If you make an investment commitment and there are important changes between the date of your commitment and the date the investment is concluded, then (1) the Issuer must notify you of the changes, (2) your investment commitment will be canceled automatically unless you reconfirm your commitment within five business days of receipt of the notice.
After you invest, the Issuer is generally required to file annual reports with the SEC and post them on its own website within 120 days after the end of the fiscal year. The annual report will typically include:
- The same types of information included on the Form C you saw when you invested;
- Updated financial statements certified by the principal executive officer of the Issuer (the financial statements don’t have to be reviewed or audited, but if the Issuer already has reviewed or audited financial statements, they must be provided); and
- Updated disclosures about the Issuer’s financial condition.

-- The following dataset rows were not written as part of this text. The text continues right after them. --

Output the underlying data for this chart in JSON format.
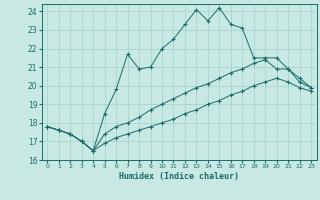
{
  "xlabel": "Humidex (Indice chaleur)",
  "ylabel": "",
  "bg_color": "#c8e8e4",
  "line_color": "#1a6b6b",
  "grid_color": "#aad4d0",
  "xlim": [
    -0.5,
    23.5
  ],
  "ylim": [
    16,
    24.4
  ],
  "xticks": [
    0,
    1,
    2,
    3,
    4,
    5,
    6,
    7,
    8,
    9,
    10,
    11,
    12,
    13,
    14,
    15,
    16,
    17,
    18,
    19,
    20,
    21,
    22,
    23
  ],
  "yticks": [
    16,
    17,
    18,
    19,
    20,
    21,
    22,
    23,
    24
  ],
  "line1_x": [
    0,
    1,
    2,
    3,
    4,
    5,
    6,
    7,
    8,
    9,
    10,
    11,
    12,
    13,
    14,
    15,
    16,
    17,
    18,
    19,
    20,
    21,
    22,
    23
  ],
  "line1_y": [
    17.8,
    17.6,
    17.4,
    17.0,
    16.5,
    18.5,
    19.8,
    21.7,
    20.9,
    21.0,
    22.0,
    22.5,
    23.3,
    24.1,
    23.5,
    24.2,
    23.3,
    23.1,
    21.5,
    21.5,
    21.5,
    20.9,
    20.2,
    19.9
  ],
  "line2_x": [
    0,
    1,
    2,
    3,
    4,
    5,
    6,
    7,
    8,
    9,
    10,
    11,
    12,
    13,
    14,
    15,
    16,
    17,
    18,
    19,
    20,
    21,
    22,
    23
  ],
  "line2_y": [
    17.8,
    17.6,
    17.4,
    17.0,
    16.5,
    17.4,
    17.8,
    18.0,
    18.3,
    18.7,
    19.0,
    19.3,
    19.6,
    19.9,
    20.1,
    20.4,
    20.7,
    20.9,
    21.2,
    21.4,
    20.9,
    20.9,
    20.4,
    19.9
  ],
  "line3_x": [
    0,
    1,
    2,
    3,
    4,
    5,
    6,
    7,
    8,
    9,
    10,
    11,
    12,
    13,
    14,
    15,
    16,
    17,
    18,
    19,
    20,
    21,
    22,
    23
  ],
  "line3_y": [
    17.8,
    17.6,
    17.4,
    17.0,
    16.5,
    16.9,
    17.2,
    17.4,
    17.6,
    17.8,
    18.0,
    18.2,
    18.5,
    18.7,
    19.0,
    19.2,
    19.5,
    19.7,
    20.0,
    20.2,
    20.4,
    20.2,
    19.9,
    19.7
  ]
}
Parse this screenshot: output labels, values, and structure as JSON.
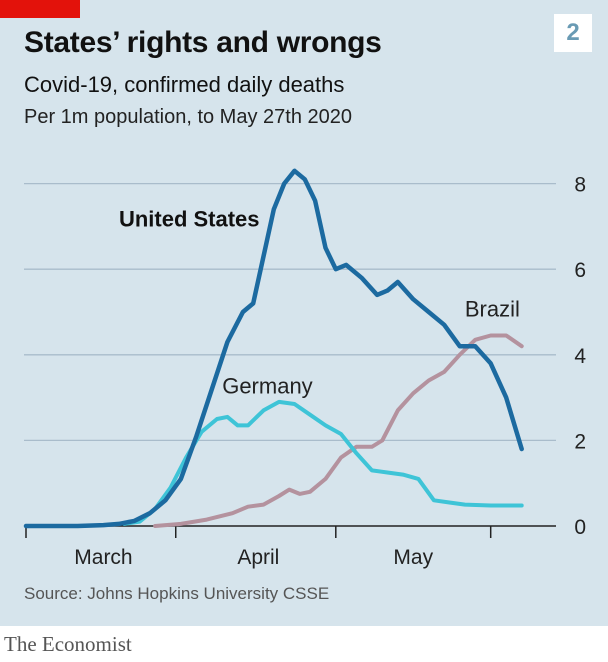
{
  "header": {
    "title": "States’ rights and wrongs",
    "subtitle": "Covid-19, confirmed daily deaths",
    "subtitle2": "Per 1m population, to May 27th 2020",
    "chart_number": "2"
  },
  "footer": {
    "source": "Source: Johns Hopkins University CSSE",
    "brand": "The Economist"
  },
  "colors": {
    "panel": "#d6e4ec",
    "united_states": "#1c6aa0",
    "germany": "#3ec4d7",
    "brazil": "#b4929e",
    "grid": "#a9bccb",
    "brand_red": "#e3120b"
  },
  "chart_data": {
    "type": "line",
    "title": "States’ rights and wrongs",
    "subtitle": "Covid-19, confirmed daily deaths",
    "ylabel": "",
    "xlabel": "",
    "x_tick_labels": [
      "March",
      "April",
      "May"
    ],
    "y_ticks": [
      0,
      2,
      4,
      6,
      8
    ],
    "ylim": [
      0,
      8.5
    ],
    "xlim": [
      "2020-02-19",
      "2020-05-27"
    ],
    "grid": true,
    "series": [
      {
        "name": "United States",
        "color": "#1c6aa0",
        "points": [
          [
            "2020-02-19",
            0.0
          ],
          [
            "2020-02-29",
            0.0
          ],
          [
            "2020-03-05",
            0.02
          ],
          [
            "2020-03-08",
            0.05
          ],
          [
            "2020-03-11",
            0.12
          ],
          [
            "2020-03-14",
            0.3
          ],
          [
            "2020-03-17",
            0.6
          ],
          [
            "2020-03-20",
            1.1
          ],
          [
            "2020-03-23",
            2.1
          ],
          [
            "2020-03-26",
            3.2
          ],
          [
            "2020-03-29",
            4.3
          ],
          [
            "2020-04-01",
            5.0
          ],
          [
            "2020-04-03",
            5.2
          ],
          [
            "2020-04-05",
            6.3
          ],
          [
            "2020-04-07",
            7.4
          ],
          [
            "2020-04-09",
            8.0
          ],
          [
            "2020-04-11",
            8.3
          ],
          [
            "2020-04-13",
            8.1
          ],
          [
            "2020-04-15",
            7.6
          ],
          [
            "2020-04-17",
            6.5
          ],
          [
            "2020-04-19",
            6.0
          ],
          [
            "2020-04-21",
            6.1
          ],
          [
            "2020-04-24",
            5.8
          ],
          [
            "2020-04-27",
            5.4
          ],
          [
            "2020-04-29",
            5.5
          ],
          [
            "2020-05-01",
            5.7
          ],
          [
            "2020-05-04",
            5.3
          ],
          [
            "2020-05-07",
            5.0
          ],
          [
            "2020-05-10",
            4.7
          ],
          [
            "2020-05-13",
            4.2
          ],
          [
            "2020-05-16",
            4.2
          ],
          [
            "2020-05-19",
            3.8
          ],
          [
            "2020-05-22",
            3.0
          ],
          [
            "2020-05-25",
            1.8
          ]
        ]
      },
      {
        "name": "Germany",
        "color": "#3ec4d7",
        "points": [
          [
            "2020-03-09",
            0.05
          ],
          [
            "2020-03-12",
            0.1
          ],
          [
            "2020-03-15",
            0.4
          ],
          [
            "2020-03-18",
            0.9
          ],
          [
            "2020-03-21",
            1.6
          ],
          [
            "2020-03-24",
            2.2
          ],
          [
            "2020-03-27",
            2.5
          ],
          [
            "2020-03-29",
            2.55
          ],
          [
            "2020-03-31",
            2.35
          ],
          [
            "2020-04-02",
            2.35
          ],
          [
            "2020-04-05",
            2.7
          ],
          [
            "2020-04-08",
            2.9
          ],
          [
            "2020-04-11",
            2.85
          ],
          [
            "2020-04-14",
            2.6
          ],
          [
            "2020-04-17",
            2.35
          ],
          [
            "2020-04-20",
            2.15
          ],
          [
            "2020-04-23",
            1.7
          ],
          [
            "2020-04-26",
            1.3
          ],
          [
            "2020-04-29",
            1.25
          ],
          [
            "2020-05-02",
            1.2
          ],
          [
            "2020-05-05",
            1.1
          ],
          [
            "2020-05-08",
            0.6
          ],
          [
            "2020-05-11",
            0.55
          ],
          [
            "2020-05-14",
            0.5
          ],
          [
            "2020-05-19",
            0.48
          ],
          [
            "2020-05-25",
            0.48
          ]
        ]
      },
      {
        "name": "Brazil",
        "color": "#b4929e",
        "points": [
          [
            "2020-03-15",
            0.0
          ],
          [
            "2020-03-20",
            0.05
          ],
          [
            "2020-03-25",
            0.15
          ],
          [
            "2020-03-30",
            0.3
          ],
          [
            "2020-04-02",
            0.45
          ],
          [
            "2020-04-05",
            0.5
          ],
          [
            "2020-04-08",
            0.7
          ],
          [
            "2020-04-10",
            0.85
          ],
          [
            "2020-04-12",
            0.75
          ],
          [
            "2020-04-14",
            0.8
          ],
          [
            "2020-04-17",
            1.1
          ],
          [
            "2020-04-20",
            1.6
          ],
          [
            "2020-04-23",
            1.85
          ],
          [
            "2020-04-26",
            1.85
          ],
          [
            "2020-04-28",
            2.0
          ],
          [
            "2020-05-01",
            2.7
          ],
          [
            "2020-05-04",
            3.1
          ],
          [
            "2020-05-07",
            3.4
          ],
          [
            "2020-05-10",
            3.6
          ],
          [
            "2020-05-13",
            4.0
          ],
          [
            "2020-05-16",
            4.35
          ],
          [
            "2020-05-19",
            4.45
          ],
          [
            "2020-05-22",
            4.45
          ],
          [
            "2020-05-25",
            4.2
          ]
        ]
      }
    ],
    "annotations": [
      "United States",
      "Germany",
      "Brazil"
    ]
  }
}
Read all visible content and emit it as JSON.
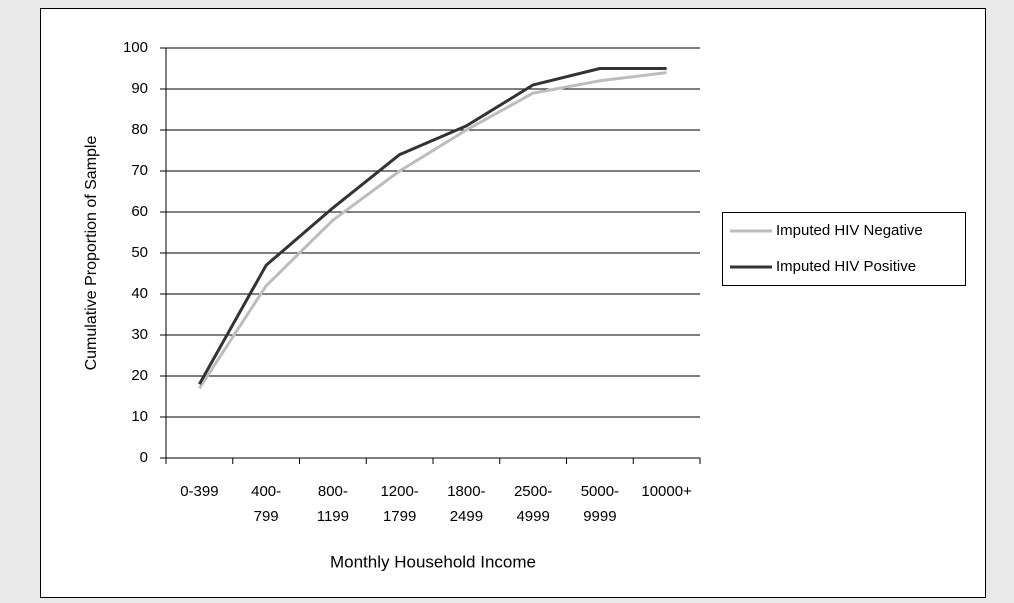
{
  "chart_data": {
    "type": "line",
    "categories": [
      "0-399",
      "400-799",
      "800-1199",
      "1200-1799",
      "1800-2499",
      "2500-4999",
      "5000-9999",
      "10000+"
    ],
    "series": [
      {
        "name": "Imputed HIV Negative",
        "color": "#bdbdbd",
        "values": [
          17,
          42,
          58,
          70,
          80,
          89,
          92,
          94
        ]
      },
      {
        "name": "Imputed HIV Positive",
        "color": "#333333",
        "values": [
          18,
          47,
          61,
          74,
          81,
          91,
          95,
          95
        ]
      }
    ],
    "x_label": "Monthly Household Income",
    "y_label": "Cumulative Proportion of Sample",
    "ylim": [
      0,
      100
    ],
    "yticks": [
      0,
      10,
      20,
      30,
      40,
      50,
      60,
      70,
      80,
      90,
      100
    ],
    "grid": true,
    "legend": "right"
  }
}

The Issuer is allowed to stop filing annual reports upon the earlier to occur of:
- The date the Issuer has filed at least one annual report and has fewer than 300 shareholders of record;
- The date the Issuer has filed at least three annual reports and has total assets no greater than $10 million;
- The date the Issuer or someone else buys all of the securities issued in the Title III offering;
- The date the Issuer registers its securities and is required to file reports under the Securities Exchange Act of 1934; or
- The date the Issuer is dissolved under state law.
At best, you will have current information about the Issuer once per year. If the Issuer stops providing annual reports, you won’t have current financial information about the Issuer at all.
An Issuer might hire a public relations firm or other third party to promote the Issuer’s offering on the Platform – for example, by talking about the offering in our chat room. Or an employee or founder of the Issuer might do the same thing. In either case, the person doing the promoting must identify himself or herself on the Platform and disclose that he or she is engaged in promotional activity. In the case of a third party, the third party must also disclose that it is being paid for its promotional activity.
The SEC adopted in November 2020 significant changes to Title III, including changes that now:
- Allow accredited investors to invest any amount, with no limits.
- Raise the investment limits for non-accredited investors.
- Raise the amount an Issuer may raise, to $5M per year.